We are simple, but no simple impact. Proudly Presents, PBI C 2012. Happy Reading!

Course: Writing and Composition 4

Instructor : Lala Bumela

This website created by : College student from The State Institute of Islamic Studies Syekh Nurjati Cirebon, The Dapartment of English Education 2012.


widgets

Senin, 24 Februari 2014



Critical Review

                                       

Mengaktualisasikan Peran Pendidikan dalam Kerukunan Umat Beragama



Pendidikan merupakan suatu cara untuk menyalurkan potensi, bakat, pengetahuan dari orang-orang. Bukan hanya untuk kalangan pelajar di tingkat dasar, menengah pertama, menengah atas, perguruan tinggi, bahkan untuk masyarakat luas sekalipun dapat merasakan pendidikan. Pendidikan bukan hanya ajang untuk mengekplorasi dan mengembangkan pengetahuan saja, namun juga mendidik manusia menjadi pribadi yang baik serta  memiliki moral, tingkah laku, dan tutur kata yang baik. Tujuan pendidikan adalah memberikan keterampilan kepada peserta didik untuk dapat hidup secara individu, masyarakat atau kelompok, dan warga Negara. Tetapi, yang terjadi dilapangan tidak sesempurna yang kita fikirkan. Bahkan masalah sosial ikut terlibat di dalam proses pendidikan.
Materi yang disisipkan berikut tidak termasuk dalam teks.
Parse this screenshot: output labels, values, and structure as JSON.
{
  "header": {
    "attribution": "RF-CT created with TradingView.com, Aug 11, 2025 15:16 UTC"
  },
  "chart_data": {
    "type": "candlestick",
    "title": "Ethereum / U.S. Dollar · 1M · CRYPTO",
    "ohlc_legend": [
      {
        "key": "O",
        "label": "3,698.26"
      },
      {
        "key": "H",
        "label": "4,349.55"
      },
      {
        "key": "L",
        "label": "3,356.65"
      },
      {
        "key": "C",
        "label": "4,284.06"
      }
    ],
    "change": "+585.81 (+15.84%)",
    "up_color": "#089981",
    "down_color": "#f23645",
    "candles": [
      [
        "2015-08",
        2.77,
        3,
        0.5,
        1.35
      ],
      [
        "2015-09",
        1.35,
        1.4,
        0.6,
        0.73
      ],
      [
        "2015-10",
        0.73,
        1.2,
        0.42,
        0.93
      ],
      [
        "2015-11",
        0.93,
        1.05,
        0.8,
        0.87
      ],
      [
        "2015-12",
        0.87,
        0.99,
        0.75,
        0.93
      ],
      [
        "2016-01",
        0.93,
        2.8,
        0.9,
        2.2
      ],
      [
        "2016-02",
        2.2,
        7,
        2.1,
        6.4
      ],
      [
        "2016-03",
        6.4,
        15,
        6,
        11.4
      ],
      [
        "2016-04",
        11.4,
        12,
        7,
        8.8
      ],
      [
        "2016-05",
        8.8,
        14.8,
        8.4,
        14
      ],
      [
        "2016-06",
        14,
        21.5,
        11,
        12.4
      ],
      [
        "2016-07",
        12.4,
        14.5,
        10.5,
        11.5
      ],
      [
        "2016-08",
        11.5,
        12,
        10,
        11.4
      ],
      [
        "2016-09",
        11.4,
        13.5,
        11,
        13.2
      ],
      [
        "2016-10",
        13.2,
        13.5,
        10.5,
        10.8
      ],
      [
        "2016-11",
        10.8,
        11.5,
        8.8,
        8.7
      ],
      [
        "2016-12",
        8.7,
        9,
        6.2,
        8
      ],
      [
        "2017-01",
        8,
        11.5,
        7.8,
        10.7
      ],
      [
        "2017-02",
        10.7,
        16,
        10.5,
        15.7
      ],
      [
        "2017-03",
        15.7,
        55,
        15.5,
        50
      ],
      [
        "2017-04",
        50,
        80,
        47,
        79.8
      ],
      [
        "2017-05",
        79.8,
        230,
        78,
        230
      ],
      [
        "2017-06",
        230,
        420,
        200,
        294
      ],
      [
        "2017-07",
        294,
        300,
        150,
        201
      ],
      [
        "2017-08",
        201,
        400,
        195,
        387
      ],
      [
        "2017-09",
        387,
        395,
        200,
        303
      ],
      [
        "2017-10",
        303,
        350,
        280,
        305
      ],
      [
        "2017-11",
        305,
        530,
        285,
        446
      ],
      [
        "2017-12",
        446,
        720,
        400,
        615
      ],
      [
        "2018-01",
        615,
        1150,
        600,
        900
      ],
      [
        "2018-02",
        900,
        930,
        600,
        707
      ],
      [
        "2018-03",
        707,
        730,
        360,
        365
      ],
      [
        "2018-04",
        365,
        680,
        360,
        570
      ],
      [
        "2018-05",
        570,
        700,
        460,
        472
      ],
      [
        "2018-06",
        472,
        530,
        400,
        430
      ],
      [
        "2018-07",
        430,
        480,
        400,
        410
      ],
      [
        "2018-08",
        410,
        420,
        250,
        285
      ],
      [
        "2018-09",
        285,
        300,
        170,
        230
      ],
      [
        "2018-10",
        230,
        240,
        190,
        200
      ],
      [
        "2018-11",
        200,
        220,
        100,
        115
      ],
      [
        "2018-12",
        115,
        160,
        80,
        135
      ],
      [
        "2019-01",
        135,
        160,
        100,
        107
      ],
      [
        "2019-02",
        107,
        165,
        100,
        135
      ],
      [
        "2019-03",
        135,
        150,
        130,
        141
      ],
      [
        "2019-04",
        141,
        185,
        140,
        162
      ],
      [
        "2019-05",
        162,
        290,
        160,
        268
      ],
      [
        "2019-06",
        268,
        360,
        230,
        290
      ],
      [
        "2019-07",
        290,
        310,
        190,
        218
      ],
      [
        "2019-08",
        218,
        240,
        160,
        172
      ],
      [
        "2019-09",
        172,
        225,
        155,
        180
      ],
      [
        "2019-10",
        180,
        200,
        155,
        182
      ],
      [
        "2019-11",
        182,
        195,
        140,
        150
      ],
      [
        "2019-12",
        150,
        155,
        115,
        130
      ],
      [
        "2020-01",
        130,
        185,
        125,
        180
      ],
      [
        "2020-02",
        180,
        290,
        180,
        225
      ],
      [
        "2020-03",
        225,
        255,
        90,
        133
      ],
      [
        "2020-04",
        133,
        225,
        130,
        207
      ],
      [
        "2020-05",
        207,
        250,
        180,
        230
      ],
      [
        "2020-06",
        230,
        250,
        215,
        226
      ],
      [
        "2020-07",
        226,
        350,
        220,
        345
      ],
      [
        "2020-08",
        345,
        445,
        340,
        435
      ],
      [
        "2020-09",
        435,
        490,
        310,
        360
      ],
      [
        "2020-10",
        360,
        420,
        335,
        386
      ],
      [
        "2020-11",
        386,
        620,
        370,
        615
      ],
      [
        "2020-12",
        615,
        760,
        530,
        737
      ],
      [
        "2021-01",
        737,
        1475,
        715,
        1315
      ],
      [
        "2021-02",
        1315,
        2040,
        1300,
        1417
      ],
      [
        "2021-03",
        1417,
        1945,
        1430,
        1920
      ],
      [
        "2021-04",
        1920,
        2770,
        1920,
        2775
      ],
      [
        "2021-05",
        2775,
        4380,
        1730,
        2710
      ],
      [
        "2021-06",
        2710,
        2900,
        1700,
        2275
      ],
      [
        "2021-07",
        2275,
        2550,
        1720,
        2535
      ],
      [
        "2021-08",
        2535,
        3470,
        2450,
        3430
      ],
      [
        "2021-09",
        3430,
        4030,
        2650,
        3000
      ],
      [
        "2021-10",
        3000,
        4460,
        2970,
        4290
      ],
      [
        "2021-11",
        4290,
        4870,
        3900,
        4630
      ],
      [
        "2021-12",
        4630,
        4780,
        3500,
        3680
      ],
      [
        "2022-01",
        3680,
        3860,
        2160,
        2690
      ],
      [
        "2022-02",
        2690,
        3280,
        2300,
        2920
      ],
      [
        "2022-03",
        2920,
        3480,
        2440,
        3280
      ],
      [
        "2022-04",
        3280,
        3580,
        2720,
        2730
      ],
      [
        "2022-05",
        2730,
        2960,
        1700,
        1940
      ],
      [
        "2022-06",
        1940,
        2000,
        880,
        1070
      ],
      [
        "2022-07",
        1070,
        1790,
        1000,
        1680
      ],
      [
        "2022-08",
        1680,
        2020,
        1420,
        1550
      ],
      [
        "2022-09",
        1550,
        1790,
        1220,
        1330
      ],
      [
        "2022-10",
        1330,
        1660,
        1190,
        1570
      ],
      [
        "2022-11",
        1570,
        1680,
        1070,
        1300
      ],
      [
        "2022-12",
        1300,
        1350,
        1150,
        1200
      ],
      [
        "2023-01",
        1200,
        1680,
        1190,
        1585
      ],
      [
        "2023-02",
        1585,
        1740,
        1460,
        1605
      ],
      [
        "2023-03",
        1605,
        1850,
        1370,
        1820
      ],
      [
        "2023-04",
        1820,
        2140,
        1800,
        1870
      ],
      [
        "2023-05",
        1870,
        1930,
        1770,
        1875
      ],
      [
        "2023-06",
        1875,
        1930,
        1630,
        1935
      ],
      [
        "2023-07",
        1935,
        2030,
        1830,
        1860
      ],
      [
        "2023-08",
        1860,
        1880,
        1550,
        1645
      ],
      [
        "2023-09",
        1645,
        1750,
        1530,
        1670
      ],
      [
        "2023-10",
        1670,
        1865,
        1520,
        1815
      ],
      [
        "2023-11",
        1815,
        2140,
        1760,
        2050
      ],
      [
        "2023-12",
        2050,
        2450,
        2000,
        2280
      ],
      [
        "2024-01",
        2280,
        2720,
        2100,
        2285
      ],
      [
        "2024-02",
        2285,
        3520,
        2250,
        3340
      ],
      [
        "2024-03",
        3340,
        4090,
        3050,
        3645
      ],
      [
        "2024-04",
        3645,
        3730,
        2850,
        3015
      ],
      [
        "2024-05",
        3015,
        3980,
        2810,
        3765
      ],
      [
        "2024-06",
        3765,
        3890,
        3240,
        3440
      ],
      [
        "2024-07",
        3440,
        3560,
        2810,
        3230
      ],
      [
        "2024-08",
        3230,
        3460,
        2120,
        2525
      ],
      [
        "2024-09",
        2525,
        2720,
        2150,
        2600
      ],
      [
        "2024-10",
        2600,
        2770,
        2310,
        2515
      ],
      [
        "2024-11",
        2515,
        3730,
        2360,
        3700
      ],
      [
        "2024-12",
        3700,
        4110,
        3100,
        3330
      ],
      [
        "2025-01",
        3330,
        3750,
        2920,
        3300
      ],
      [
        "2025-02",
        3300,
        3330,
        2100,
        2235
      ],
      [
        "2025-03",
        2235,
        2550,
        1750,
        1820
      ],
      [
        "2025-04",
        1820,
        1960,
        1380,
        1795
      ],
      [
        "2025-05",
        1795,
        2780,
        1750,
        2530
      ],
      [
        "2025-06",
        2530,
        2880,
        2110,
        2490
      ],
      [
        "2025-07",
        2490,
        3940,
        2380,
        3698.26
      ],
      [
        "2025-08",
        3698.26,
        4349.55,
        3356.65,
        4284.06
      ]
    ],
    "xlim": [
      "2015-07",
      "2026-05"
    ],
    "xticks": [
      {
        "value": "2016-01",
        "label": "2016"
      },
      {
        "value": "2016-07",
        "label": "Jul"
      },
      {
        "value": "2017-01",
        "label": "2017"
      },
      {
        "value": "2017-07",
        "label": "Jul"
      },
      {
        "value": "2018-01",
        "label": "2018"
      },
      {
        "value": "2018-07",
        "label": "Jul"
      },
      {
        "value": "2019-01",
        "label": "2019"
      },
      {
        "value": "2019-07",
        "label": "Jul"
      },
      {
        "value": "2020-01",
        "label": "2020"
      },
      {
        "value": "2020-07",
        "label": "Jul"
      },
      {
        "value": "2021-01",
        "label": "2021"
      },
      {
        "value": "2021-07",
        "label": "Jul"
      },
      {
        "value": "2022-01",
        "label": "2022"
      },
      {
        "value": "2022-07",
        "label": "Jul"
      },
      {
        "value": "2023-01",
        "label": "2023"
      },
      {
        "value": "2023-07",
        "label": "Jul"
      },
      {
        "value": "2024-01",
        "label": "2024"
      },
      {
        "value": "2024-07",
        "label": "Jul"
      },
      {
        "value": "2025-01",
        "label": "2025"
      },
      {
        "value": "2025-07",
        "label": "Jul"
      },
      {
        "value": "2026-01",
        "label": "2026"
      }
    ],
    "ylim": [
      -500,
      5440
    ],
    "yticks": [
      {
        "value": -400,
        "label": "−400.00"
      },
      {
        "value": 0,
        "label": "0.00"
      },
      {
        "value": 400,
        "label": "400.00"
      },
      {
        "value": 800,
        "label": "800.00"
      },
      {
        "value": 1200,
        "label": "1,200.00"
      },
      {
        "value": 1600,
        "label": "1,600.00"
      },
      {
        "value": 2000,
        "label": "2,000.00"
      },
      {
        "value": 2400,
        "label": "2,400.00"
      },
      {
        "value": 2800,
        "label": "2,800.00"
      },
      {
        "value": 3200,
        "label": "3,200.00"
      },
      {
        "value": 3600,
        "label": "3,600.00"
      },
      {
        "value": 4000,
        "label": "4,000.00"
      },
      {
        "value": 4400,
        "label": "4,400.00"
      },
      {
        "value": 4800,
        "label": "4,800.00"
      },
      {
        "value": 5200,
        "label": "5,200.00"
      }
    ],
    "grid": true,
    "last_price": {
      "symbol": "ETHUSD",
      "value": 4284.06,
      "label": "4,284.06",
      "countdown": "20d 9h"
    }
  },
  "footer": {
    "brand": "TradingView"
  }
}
Masalah social yang terkait adalah kurangnya kepekaan dan kepedulian terhadap antar umat beragama.
Manusia sebagai makhluk social tidak bisa dilepaskan dari hubungan (interaksi social) dengan sesamanya. Hubungan antara manusia dengan masyarakat ditata dalam suatu tatanan normatif yang disepakati yang menjamin terwujudnya keharmonisan dan ketentraman dalam masyarakat. Dalam hidup bermasyarakat harus saling rukun, supaya konfik social tidak bermunculan.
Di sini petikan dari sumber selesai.